Constat : L’utilisation d’un texte chanté a permis des améliorations notables des taux de réussite du niveau de compréhension, quel que soit le groupe d’élèves. Il semblerait que l’utilisation d’un texte chanté est particulièrement bénéficiée aux élèves ayant des difficultés et/ou n’ayant pas de facilités. 93,5% de ces 13 élèves ont eu des résultats meilleurs que lors de l’évaluation du projet d’école, et dans des proportions significatives (+35%). En somme, l’aspect le plus intéressant de cette enquête à analyser semble être les différences de résultats entre les élèves placés en situation test numéro 1 et ceux en situation test numéro 2. Nous pouvons constater qu’il y a une réelle amélioration du niveau de compréhension d’un texte narratif, lorsque celui-ci est écouté en chanson. Cette amélioration est particulièrement prégnante à l’endroit des élèves les plus en difficultés habituellement sur ce type d’exercice. Les taux de réussite sur la compétence de réinvestissement de vocabulaire sont sensiblement identiques, que ce soit en chanson ou non, et ce critère ne sera pas développé davantage dans ce dossier. L’hypothèse de départ qui prévoyait une amélioration de la compréhension et de l’acquisition de vocabulaire réinvesti en contexte est partiellement confirmée.
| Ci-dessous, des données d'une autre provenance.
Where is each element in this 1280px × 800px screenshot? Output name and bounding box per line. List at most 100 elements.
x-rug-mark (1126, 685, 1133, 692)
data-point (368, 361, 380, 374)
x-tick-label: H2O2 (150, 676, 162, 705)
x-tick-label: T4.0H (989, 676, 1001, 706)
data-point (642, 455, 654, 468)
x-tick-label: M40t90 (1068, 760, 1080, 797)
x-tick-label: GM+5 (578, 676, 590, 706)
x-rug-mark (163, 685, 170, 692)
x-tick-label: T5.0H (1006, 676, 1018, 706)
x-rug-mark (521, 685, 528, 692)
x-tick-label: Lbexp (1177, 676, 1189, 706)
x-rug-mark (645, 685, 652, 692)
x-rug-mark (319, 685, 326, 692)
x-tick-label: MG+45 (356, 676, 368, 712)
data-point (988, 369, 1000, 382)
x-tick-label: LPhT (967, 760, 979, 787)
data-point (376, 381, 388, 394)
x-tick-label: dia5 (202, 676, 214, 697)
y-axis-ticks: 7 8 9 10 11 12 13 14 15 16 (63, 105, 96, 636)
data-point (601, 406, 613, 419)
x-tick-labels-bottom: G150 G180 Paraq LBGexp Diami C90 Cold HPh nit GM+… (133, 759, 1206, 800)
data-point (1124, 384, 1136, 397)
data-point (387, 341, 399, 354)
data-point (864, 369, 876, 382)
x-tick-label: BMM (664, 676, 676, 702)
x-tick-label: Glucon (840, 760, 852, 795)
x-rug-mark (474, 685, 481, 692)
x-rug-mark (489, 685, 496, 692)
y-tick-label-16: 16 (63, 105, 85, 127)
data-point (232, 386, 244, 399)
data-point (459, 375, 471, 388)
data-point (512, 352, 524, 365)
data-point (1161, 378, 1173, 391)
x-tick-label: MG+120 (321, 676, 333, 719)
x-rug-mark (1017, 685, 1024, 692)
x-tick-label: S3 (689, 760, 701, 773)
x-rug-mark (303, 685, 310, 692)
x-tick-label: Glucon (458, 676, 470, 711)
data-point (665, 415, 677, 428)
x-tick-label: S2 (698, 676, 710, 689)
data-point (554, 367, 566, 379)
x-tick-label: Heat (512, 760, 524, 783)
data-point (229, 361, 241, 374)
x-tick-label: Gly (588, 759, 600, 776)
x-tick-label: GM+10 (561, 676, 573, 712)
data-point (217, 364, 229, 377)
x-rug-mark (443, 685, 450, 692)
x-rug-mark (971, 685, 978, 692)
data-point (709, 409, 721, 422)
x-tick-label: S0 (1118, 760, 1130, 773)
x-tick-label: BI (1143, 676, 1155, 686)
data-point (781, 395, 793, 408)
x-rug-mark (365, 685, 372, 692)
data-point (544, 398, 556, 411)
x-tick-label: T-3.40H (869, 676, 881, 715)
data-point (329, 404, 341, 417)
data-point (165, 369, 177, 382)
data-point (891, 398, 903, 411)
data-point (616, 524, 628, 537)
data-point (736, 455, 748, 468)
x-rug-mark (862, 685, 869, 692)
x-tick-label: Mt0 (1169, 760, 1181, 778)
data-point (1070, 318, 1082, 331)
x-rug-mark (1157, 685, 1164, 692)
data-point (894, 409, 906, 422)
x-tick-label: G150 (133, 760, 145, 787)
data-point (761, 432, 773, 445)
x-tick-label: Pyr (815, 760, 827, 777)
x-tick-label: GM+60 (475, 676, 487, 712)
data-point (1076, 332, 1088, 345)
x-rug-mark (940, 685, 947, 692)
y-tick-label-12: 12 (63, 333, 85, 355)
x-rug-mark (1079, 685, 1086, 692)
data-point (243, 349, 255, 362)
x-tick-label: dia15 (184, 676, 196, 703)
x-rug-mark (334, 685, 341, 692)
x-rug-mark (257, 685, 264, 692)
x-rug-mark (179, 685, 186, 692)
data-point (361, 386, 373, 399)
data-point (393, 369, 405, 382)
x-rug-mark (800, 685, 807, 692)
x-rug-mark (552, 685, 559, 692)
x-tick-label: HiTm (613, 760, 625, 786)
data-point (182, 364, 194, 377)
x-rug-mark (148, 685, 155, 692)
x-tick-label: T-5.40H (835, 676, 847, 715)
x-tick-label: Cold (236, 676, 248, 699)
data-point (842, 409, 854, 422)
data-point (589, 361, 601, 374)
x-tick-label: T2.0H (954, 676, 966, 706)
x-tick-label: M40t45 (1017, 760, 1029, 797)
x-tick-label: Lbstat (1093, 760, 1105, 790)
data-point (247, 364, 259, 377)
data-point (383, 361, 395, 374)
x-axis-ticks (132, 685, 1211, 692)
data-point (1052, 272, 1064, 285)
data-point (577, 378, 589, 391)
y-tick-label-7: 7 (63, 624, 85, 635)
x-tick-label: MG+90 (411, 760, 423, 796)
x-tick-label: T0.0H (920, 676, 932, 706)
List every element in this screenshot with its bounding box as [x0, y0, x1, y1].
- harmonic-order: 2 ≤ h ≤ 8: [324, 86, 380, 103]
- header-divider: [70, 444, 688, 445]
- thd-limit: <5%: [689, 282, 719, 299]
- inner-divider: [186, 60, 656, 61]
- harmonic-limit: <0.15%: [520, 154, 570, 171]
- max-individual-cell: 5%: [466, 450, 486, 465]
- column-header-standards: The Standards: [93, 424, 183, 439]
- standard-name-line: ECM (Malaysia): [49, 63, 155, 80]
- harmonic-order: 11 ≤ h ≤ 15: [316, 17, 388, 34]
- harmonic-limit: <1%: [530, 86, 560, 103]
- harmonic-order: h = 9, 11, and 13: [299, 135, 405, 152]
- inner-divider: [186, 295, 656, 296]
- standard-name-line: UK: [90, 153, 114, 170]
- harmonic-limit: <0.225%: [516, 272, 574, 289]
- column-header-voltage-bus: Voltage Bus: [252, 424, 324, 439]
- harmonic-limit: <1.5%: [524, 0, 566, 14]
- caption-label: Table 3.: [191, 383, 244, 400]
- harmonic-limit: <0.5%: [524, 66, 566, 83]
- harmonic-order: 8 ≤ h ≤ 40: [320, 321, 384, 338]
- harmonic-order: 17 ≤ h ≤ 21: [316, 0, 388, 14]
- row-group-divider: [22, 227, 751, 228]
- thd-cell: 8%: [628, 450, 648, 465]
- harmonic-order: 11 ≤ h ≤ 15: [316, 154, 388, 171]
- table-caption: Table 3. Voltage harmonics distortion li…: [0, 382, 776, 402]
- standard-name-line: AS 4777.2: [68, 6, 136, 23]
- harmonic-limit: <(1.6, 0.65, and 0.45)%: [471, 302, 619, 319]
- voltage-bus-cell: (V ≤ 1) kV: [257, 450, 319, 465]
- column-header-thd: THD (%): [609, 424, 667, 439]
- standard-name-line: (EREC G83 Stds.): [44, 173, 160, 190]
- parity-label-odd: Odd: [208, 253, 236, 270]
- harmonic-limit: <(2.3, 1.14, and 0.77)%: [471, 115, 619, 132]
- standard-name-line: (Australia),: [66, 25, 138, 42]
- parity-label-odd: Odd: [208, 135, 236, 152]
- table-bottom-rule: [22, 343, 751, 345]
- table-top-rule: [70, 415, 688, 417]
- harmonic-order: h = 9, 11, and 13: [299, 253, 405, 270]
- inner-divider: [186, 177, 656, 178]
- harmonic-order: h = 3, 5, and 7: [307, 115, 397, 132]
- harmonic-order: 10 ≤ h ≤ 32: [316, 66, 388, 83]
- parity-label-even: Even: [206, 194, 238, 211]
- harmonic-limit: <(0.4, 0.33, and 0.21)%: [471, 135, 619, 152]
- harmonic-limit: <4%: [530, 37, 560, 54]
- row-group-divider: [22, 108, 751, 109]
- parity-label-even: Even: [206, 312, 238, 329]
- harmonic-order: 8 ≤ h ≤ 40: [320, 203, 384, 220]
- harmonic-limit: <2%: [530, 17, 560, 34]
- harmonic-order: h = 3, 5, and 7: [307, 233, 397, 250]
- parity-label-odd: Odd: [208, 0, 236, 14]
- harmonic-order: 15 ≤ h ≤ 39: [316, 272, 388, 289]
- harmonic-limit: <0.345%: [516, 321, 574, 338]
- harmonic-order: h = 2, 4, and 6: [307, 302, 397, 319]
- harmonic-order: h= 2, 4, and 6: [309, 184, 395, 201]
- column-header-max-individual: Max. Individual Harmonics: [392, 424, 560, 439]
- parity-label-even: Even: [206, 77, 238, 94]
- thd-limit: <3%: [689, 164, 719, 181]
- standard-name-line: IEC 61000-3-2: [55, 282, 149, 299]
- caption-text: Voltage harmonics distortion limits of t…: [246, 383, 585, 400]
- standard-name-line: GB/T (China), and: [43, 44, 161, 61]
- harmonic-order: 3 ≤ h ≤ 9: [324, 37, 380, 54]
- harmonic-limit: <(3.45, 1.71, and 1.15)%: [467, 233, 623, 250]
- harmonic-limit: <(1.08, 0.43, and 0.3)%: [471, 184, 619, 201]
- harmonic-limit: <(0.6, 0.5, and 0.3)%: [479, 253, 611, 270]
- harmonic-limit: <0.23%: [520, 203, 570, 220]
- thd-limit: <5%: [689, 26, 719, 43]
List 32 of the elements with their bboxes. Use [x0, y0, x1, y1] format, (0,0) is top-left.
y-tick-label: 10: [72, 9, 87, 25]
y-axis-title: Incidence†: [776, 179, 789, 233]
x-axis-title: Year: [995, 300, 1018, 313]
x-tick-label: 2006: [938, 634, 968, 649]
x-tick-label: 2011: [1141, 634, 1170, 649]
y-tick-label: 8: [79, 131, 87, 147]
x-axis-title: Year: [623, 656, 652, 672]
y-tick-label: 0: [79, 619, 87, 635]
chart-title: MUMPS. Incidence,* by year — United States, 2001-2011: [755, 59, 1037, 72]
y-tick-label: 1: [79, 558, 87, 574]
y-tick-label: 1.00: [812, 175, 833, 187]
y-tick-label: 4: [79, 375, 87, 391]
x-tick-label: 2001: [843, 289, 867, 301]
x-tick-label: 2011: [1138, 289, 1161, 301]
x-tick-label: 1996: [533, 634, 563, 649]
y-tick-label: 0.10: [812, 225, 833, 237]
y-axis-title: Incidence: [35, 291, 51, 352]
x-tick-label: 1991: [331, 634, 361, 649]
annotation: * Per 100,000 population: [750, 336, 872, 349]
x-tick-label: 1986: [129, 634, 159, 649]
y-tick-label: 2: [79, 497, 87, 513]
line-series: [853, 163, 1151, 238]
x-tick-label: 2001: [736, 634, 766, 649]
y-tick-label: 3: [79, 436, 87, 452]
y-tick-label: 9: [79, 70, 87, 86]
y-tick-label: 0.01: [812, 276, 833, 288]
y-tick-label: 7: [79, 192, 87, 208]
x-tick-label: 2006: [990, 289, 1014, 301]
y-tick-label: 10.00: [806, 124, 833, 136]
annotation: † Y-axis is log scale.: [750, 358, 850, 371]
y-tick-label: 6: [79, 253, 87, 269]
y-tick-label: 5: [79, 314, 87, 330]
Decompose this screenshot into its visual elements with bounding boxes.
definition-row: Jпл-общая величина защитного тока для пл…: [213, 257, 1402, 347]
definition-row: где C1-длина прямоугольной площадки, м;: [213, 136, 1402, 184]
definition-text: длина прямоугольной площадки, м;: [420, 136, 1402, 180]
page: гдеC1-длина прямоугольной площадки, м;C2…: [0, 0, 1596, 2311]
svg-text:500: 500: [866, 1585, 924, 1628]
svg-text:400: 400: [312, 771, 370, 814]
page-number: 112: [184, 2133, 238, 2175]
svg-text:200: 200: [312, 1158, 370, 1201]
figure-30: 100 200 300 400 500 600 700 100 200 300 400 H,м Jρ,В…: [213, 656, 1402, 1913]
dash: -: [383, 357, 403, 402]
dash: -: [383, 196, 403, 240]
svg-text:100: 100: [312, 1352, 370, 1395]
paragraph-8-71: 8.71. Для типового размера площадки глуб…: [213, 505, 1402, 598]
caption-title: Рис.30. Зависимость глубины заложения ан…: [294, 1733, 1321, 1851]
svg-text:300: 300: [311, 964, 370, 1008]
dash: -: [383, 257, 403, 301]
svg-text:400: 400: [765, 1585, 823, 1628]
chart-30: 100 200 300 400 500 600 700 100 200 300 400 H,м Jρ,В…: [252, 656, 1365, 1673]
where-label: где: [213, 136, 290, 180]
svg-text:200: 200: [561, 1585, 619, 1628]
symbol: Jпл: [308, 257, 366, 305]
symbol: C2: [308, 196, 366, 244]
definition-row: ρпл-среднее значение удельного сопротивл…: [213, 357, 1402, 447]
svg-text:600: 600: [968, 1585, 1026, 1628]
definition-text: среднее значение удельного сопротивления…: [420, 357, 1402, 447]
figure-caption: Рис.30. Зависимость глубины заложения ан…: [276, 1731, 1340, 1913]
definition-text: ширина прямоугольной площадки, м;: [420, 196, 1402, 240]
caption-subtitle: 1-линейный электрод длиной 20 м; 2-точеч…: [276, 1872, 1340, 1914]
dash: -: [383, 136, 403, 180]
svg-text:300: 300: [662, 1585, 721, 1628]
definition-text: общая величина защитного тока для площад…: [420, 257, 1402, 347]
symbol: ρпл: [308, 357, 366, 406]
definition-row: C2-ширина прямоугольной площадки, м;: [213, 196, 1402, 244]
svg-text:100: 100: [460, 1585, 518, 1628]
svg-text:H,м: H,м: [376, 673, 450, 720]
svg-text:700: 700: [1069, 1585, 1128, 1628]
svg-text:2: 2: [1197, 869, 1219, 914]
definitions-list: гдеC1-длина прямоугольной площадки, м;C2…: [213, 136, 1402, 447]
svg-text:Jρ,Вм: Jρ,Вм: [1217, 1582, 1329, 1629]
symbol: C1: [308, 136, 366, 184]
Je m’interroge aujourd’hui sur l’aspect le plus important de l’écoute de la chanson qui a favorisé l’amélioration des taux de réussite de compréhension. Est-ce dû à la musique, la mélodie, au sens instrumental ? Est-ce dû à la musicalité de la voix du chanteur ? Est-ce dû aux variations d’intensités, de timbres, d’intonations, de fréquences dans la voix du chanteur ? L’émotion transmise dans la voix permet-elle une meilleure compréhension du message ?

Conclusion

    « Pour percevoir, il faut de la volonté. Celle qui opère immédiatement, apportant un changement aussi bien dans notre attitude mentale que dans notre posture physique. Tendre l’oreille c’est tendre le corps comme c’est inviter tout le système nerveux à entrer dans cette dynamique particulièrement active, agissante, mobilisant et notre corps et notre pensée ! le sujet offre son oreille, corps et système nerveux au message musical ou verbal qu’il veut intégrer. » Avec cette citation de A. Tomatis de son ouvrage « L’oreille et la voix » (p.123) nous voyons qu’il a compris ce que d’autres ont démontré : la motivation à l’apprentissage est un facteur important de la compréhension ; certains d’entre nous ont certainement des facilités à mobiliser leur attention lorsque que le canal de l’ouïe est mobilisé. Pourquoi n’irions-nous pas dans le sens de cet auteur encore davantage ? Serait-il intéressant d’appliquer en cycle 3 dans une école d’une commune non catégorisée comme violente, ce que d’autres en zone REP/REP+ exploitent depuis un certain temps, à savoir l’utilisation de chansons choisies par les élèves, fruits du travail d’artistes qu’ils apprécient et reconnaissent ? Pourquoi ne pas chercher à évaluer l’impact de la motivation (et donc du choix de la chanson) avec une méthode similaire à celle présentée dans ce travail ? Et enfin, profitons de la liberté pédagogique qui nous est donnée depuis maintenant de nombreuses années pour penser et démontrer l’intérêt d’autres dispositifs sur la lecture compréhension des élèves.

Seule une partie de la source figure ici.